De officier van justitie heeft gevorderd dat de rechtbank wettig en overtuigend bewezen zal verklaren dat verdachte de eerste en tweede cumulatief/alternatief ten laste gelegde feiten heeft begaan.
3.2 Het standpunt van de verdediging
De verdediging heeft betoogd dat verdachte bij gebreke van wettig en overtuigend bewijs dient te worden vrijgesproken. Primair is aangevoerd dat het rapport met betrekking tot de identificatie van een op een sieradenboekje aangetroffen dactyloscopisch spoor dient te worden uitgesloten van het bewijs. Subsidiair heeft de verdediging zich op het standpunt gesteld dat niet in voldoende mate kan worden uitgesloten dat het aangetroffen dactyloscopisch spoor afkomstig is van een eerdere, door verdachte in diezelfde woning gepleegde inbraak.
3.3 De beoordeling van de tenlastelegging1
De rechtbank gaat, gelet op de inhoud van het dossier en het verhandelde ter terechtzitting, uit van het volgende.

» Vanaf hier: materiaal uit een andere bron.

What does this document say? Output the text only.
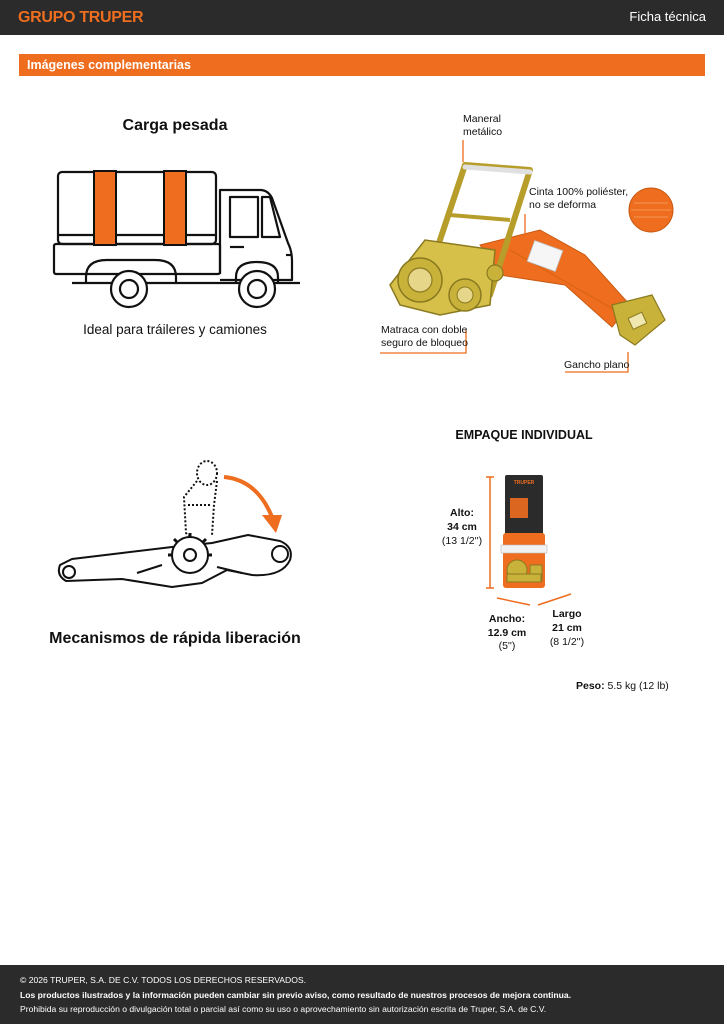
GRUPO TRUPER	Ficha técnica
Imágenes complementarias
Carga pesada
Ideal para tráileres y camiones
Maneral
metálico
Cinta 100% poliéster,
no se deforma
Matraca con doble
seguro de bloqueo
Gancho plano
Mecanismos de rápida liberación
EMPAQUE INDIVIDUAL
TRUPER
Alto:
34 cm
(13 1/2'')
Ancho:
12.9 cm
(5'')
Largo
21 cm
(8 1/2'')
Peso: 5.5 kg (12 lb)
© 2026 TRUPER, S.A. DE C.V. TODOS LOS DERECHOS RESERVADOS.
Los productos ilustrados y la información pueden cambiar sin previo aviso, como resultado de nuestros procesos de mejora continua.
Prohibida su reproducción o divulgación total o parcial así como su uso o aprovechamiento sin autorización escrita de Truper, S.A. de C.V.
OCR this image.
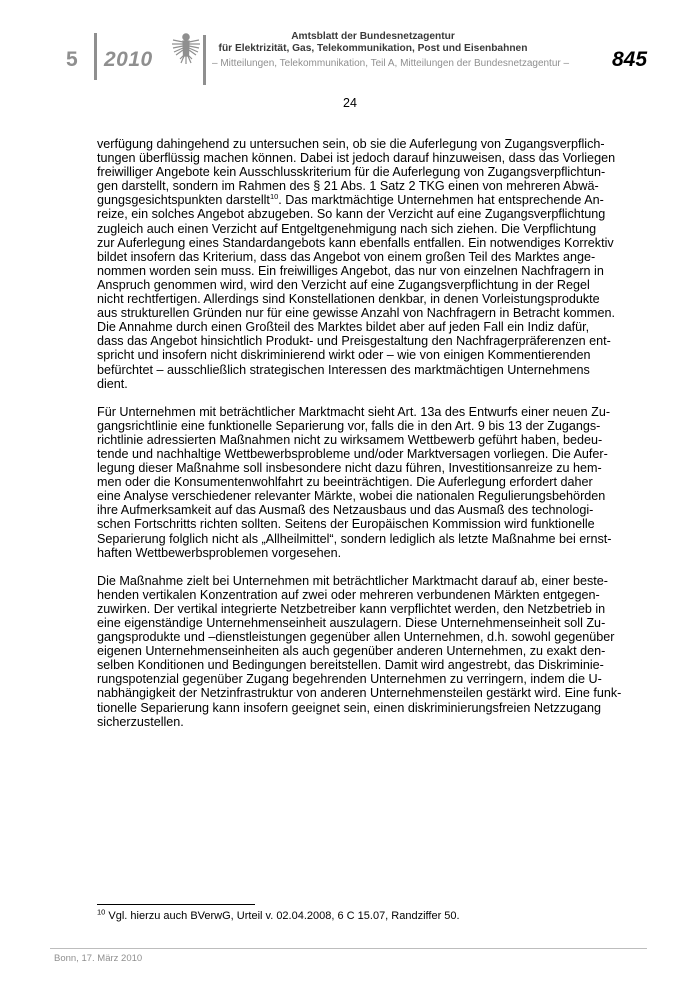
5 2010
Amtsblatt der Bundesnetzagentur
für Elektrizität, Gas, Telekommunikation, Post und Eisenbahnen
– Mitteilungen, Telekommunikation, Teil A, Mitteilungen der Bundesnetzagentur – 845
24

verfügung dahingehend zu untersuchen sein, ob sie die Auferlegung von Zugangsverpflich-
tungen überflüssig machen können. Dabei ist jedoch darauf hinzuweisen, dass das Vorliegen
freiwilliger Angebote kein Ausschlusskriterium für die Auferlegung von Zugangsverpflichtun-
gen darstellt, sondern im Rahmen des § 21 Abs. 1 Satz 2 TKG einen von mehreren Abwä-
gungsgesichtspunkten darstellt$^{10}$. Das marktmächtige Unternehmen hat entsprechende An-
reize, ein solches Angebot abzugeben. So kann der Verzicht auf eine Zugangsverpflichtung
zugleich auch einen Verzicht auf Entgeltgenehmigung nach sich ziehen. Die Verpflichtung
zur Auferlegung eines Standardangebots kann ebenfalls entfallen. Ein notwendiges Korrektiv
bildet insofern das Kriterium, dass das Angebot von einem großen Teil des Marktes ange-
nommen worden sein muss. Ein freiwilliges Angebot, das nur von einzelnen Nachfragern in
Anspruch genommen wird, wird den Verzicht auf eine Zugangsverpflichtung in der Regel
nicht rechtfertigen. Allerdings sind Konstellationen denkbar, in denen Vorleistungsprodukte
aus strukturellen Gründen nur für eine gewisse Anzahl von Nachfragern in Betracht kommen.
Die Annahme durch einen Großteil des Marktes bildet aber auf jeden Fall ein Indiz dafür,
dass das Angebot hinsichtlich Produkt- und Preisgestaltung den Nachfragerpräferenzen ent-
spricht und insofern nicht diskriminierend wirkt oder – wie von einigen Kommentierenden
befürchtet – ausschließlich strategischen Interessen des marktmächtigen Unternehmens
dient.

Für Unternehmen mit beträchtlicher Marktmacht sieht Art. 13a des Entwurfs einer neuen Zu-
gangsrichtlinie eine funktionelle Separierung vor, falls die in den Art. 9 bis 13 der Zugangs-
richtlinie adressierten Maßnahmen nicht zu wirksamem Wettbewerb geführt haben, bedeu-
tende und nachhaltige Wettbewerbsprobleme und/oder Marktversagen vorliegen. Die Aufer-
legung dieser Maßnahme soll insbesondere nicht dazu führen, Investitionsanreize zu hem-
men oder die Konsumentenwohlfahrt zu beeinträchtigen. Die Auferlegung erfordert daher
eine Analyse verschiedener relevanter Märkte, wobei die nationalen Regulierungsbehörden
ihre Aufmerksamkeit auf das Ausmaß des Netzausbaus und das Ausmaß des technologi-
schen Fortschritts richten sollten. Seitens der Europäischen Kommission wird funktionelle
Separierung folglich nicht als „Allheilmittel“, sondern lediglich als letzte Maßnahme bei ernst-
haften Wettbewerbsproblemen vorgesehen.

Die Maßnahme zielt bei Unternehmen mit beträchtlicher Marktmacht darauf ab, einer beste-
henden vertikalen Konzentration auf zwei oder mehreren verbundenen Märkten entgegen-
zuwirken. Der vertikal integrierte Netzbetreiber kann verpflichtet werden, den Netzbetrieb in
eine eigenständige Unternehmenseinheit auszulagern. Diese Unternehmenseinheit soll Zu-
gangsprodukte und –dienstleistungen gegenüber allen Unternehmen, d.h. sowohl gegenüber
eigenen Unternehmenseinheiten als auch gegenüber anderen Unternehmen, zu exakt den-
selben Konditionen und Bedingungen bereitstellen. Damit wird angestrebt, das Diskriminie-
rungspotenzial gegenüber Zugang begehrenden Unternehmen zu verringern, indem die U-
nabhängigkeit der Netzinfrastruktur von anderen Unternehmensteilen gestärkt wird. Eine funk-
tionelle Separierung kann insofern geeignet sein, einen diskriminierungsfreien Netzzugang
sicherzustellen.

$^{10}$ Vgl. hierzu auch BVerwG, Urteil v. 02.04.2008, 6 C 15.07, Randziffer 50.
Bonn, 17. März 2010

Aangever [A] heeft verklaard dat hij op 6 mei 2010 in zijn[adres]es] te Maasland tussen 01.30 uur en 01.40 uur, terwijl hij in bed lag, wakker werd gemaakt .2 Hij heeft verklaard dat hij drie mensen in de slaapkamer zag: één man bij het bed aan de kant van aangever, één bij de kant van zijn vrouw en één in de deuropening. De man aan de kant van aangever had een mes vast,3 hield deze steeds met een wisselende afstand van 10 tot 50 cm bij het gezicht van aangever en zwaaide er enigszins dreigend heen en weer mee.4 Deze man zei dat hij geld wilde zien en dat de aangever de kluis moest aanwijzen.5 Tevens hoorde de aangever de man zeggen: "Meelopen nu".6 Aangever heeft verklaard dat hij zijn portemonnee aan één van de mannen heeft gegeven. In de portemonnee zaten ongeveer € 150,- en 2 winkelpasjes.7 Nadat de mannen waren vertrokken, is gebleken dat lades in het kantoor en de keuken waren doorzocht. Hieruit was niets weggenomen.8
Getuige [B] heeft verklaard dat zij op 6 mei 2010 lag te slapen met haar man [A]. Omstreeks 01.30 uur werd zij wakker doordat zij stemmen hoorde. Zij merkte dat aan de kant van het bed waar haar man lag, een persoon stond. Zij hoorde dat die persoon tegen haar man sprak. Voorts zag zij een andere persoon aan het voeteneind van het bed staan.9 De persoon die aan de kant van haar man stond zei: "Waar is de kluis? Geld". Ze zag dat haar man de slaapkamer verliet. Even later hoorde ze van haar man dat hij de overvallers geld had moeten geven.10
Verbalisanten hebben op 6 mei 2010 omstreeks 9.00 uur gezien dat het bovenlicht aan de voorzijde van de woning aan de [adres] te Maasland was verbroken.11 Voorts hebben zij gezien dat het kantoor was doorzocht. Er lagen diverse goederen op een tafel in het kantoor die waren verplaatst, waaronder een boekje behorend bij een sieradendoosje. De verbalisanten hebben het boekje onderzocht op dactyloscopische sporen. Vervolgens hebben zij een aangetroffen dactyloscopisch spoor op het sieradenboekje verpakt, gewaarmerkt met nummer AACL6328NL,12 veiliggesteld en inbeslaggenomen.13 Het spoor is door twee onafhankelijke dactyloscopisch deskundigen geïdentificeerd op het overeenkomstige gedeelte van de rechtermiddelvinger, voorkomend op het dactyloscopische signalement ten name van verdachte. De identificatie betekent dat het spoor met nummer AACL6328NL identiek is aan een afdruk van de rechtermiddelvinger van verdachte.14
Uitsluiting bewijs
De verdediging heeft primair aangevoerd dat het rapport met betrekking tot de identificatie van een dactyloscopisch spoor dient te worden uitgesloten van het bewijs, nu de wijze waarop dit spoor is veiliggesteld en onderzocht slordig is gerelateerd. De raadsman heeft in dat verband aangevoerd dat
1. onduidelijk is of het dactyloscopisch spoor is aangetroffen op de verpakking van het sieradendoosje of op het sieradenboekje,
2. in het proces-verbaal sporenonderzoek staat vermeld dat op het sieradenboekje geen bruikbare dactyloscopische sporen zijn aangetroffen en
3. de opsteller van voornoemd rapport niet zelf het onderzoek heeft verricht, maar slechts heeft vermeld wat hij van anderen heeft vernomen.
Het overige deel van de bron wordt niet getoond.